Care Guides

how to wash linen bedding: a complete guide

While high-quality linen and cotton bedding are both equally beautiful options when it comes to long-lasting, slow-living staples that turn your house into a home – each fabric is made from very different plant fibres. Where cotton uses cotton plant fibres (long-staple), linen uses flax plant fibres. And while we’ve already covered the best methods to care for our cotton bedding, today we’re unpacking just what treatment our linen prefers.

A beautiful, expertly sourced, and naturally produced fabric, our linen deserves to be cared for and loved – but doesn’t require heaps of time and space in your laundry room for you to reap its benefits. When cared for, it will get softer with every wash and keep you sleeping as sumptuously as can be.

machine washing

First and foremost, ensure you don’t fill your machine over three quarters full to allow your linen bedding to properly soak and your detergent and softener to be effectively rinsed out.

Another top tip? Button up your bedding and avoid mixing with snag-prone items in the washer (such as zips and bras) to prevent your sheets from getting tangled and damaged. Also, as we mentioned in our cotton bedding care guide, avoid selecting a quick wash cycle on your machine as it won’t give your detergent enough time to work well. For the safest option, wash your natural linen bedding with warm water (30 °C) to maintain the quality of the beautiful loose weave.

And, although we know most of you love the laid-back, relaxed look of linen, a lighter cinched appearance can be achieved by using a lower spin or a permanent-press cycle. This is, whilst avoiding fabric softener which can interrupt the natural softening that occurs over time with our natural linen bedding.

detergents we recommend using

As conventional detergents are often full of unknowns, such as harmful fragrances (using peroxide or chlorine that take the cleanliness away from doing laundry), it’s important to choose a planet-conscious detergent. Gentler, non-bio detergent options aren’t only kinder to your bedding, but also do wonders for your skin. After all, it’s the detergent that plays the biggest role in killing germs – not the water temperature.

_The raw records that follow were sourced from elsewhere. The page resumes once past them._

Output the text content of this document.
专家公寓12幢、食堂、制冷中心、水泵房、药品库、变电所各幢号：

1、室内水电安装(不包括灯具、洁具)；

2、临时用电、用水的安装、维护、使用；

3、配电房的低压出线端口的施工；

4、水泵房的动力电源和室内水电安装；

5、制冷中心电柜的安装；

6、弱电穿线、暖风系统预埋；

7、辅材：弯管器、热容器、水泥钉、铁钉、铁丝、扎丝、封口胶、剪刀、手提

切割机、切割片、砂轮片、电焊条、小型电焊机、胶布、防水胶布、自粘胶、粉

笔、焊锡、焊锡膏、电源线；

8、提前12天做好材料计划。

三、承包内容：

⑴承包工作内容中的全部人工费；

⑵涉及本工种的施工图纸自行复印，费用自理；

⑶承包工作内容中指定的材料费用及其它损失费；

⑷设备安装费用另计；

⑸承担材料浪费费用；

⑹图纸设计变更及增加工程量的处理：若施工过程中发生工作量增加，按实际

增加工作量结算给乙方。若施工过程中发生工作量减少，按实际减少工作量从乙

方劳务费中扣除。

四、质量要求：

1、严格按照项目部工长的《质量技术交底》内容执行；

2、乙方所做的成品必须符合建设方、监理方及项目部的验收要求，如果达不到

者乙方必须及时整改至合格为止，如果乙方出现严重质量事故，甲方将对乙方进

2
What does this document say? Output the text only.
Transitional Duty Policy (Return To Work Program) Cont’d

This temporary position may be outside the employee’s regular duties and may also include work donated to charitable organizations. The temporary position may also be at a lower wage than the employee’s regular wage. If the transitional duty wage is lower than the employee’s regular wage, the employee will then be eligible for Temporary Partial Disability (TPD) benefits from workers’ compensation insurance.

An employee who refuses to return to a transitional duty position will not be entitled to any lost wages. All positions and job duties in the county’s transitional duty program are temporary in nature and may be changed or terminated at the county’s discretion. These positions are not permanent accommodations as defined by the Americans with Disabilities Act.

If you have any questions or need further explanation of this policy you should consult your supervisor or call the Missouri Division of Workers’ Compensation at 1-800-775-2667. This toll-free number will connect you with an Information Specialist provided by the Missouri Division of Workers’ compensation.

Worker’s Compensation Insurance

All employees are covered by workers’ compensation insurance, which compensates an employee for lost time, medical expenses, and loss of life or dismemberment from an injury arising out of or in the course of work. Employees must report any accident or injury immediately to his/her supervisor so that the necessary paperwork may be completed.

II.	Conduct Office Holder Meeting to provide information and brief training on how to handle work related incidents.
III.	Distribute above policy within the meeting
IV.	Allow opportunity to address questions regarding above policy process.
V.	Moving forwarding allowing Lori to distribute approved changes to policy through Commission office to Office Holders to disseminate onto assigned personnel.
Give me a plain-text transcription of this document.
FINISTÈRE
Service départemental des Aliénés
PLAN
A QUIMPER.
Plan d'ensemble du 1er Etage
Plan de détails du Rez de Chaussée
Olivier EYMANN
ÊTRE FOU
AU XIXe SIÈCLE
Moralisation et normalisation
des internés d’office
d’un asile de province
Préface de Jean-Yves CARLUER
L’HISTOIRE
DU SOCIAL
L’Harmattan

Many of us are guilty of using too much in our washes when we want to give our bedding a really good old clean. However, using too much simply makes it much harder to remove during the rinse cycle. It isn’t an exact science. For example, you’ll need a little more detergent if you live in a hard water area than a soft water area. You may also need a little more for a particularly dirty load. But as a general rule, we recommend to follow the manufacturers guidelines, then, once you’re used to a particular brand, you can adjust according to your situation.

air drying

When the weather and your schedule allow, opt for air drying your natural linen bedding on a clothesline. Be sure to smooth the hems and edges of your bedding as you hang it up, to help it hold its shape.

machine drying

We always advise trying to avoid the tumble dryer whenever possible. However, if you need a helping hand during the winter months or you don’t have access to an outdoor space, try to do so on a medium to low heat, timed dry setting.

treating stains

Act fast! You may have just climbed back into bed with your hot tea on a Sunday morning and the last thing you want to do is put a wash on, but this is our top tip for rescuing your sheets. As long as you attend to any mishaps instantly, you can rescue your sheets quickly and easily.

Firstly, dampen the area before you begin trying to remove the stain. After testing your stain remover on an inside seam or hem of the same bedding set to ensure it doesn’t cause discolouration (if you haven’t previously done already), apply your stain remover directly to the mark.

Alternatively, if you don’t have any stain remover to hand, you can spot-clean by carefully adding a little laundry detergent or washing up liquid to the stain. You can also remove most stains by applying a tiny amount of your regular laundry detergent directly to the stained area – working it in with your fingers or a soft bristled brush as you would a stain remover product. If you use this method, allow the detergent to work for at least 15 minutes on your natural linen bedding before machine washing it as usual.


When it comes to post-drying maintenance, our natural linen takes the win for most-easy-to-care-for bedding. There’s no need to iron your linen sheets – simply fall in love with its inherent wrinkles that give it it’s ever so charming, antique linen feel. And, by having two or more natural linen bedding sets to hand, you never have to be without your luxury night-time lapse of natural linen leisure.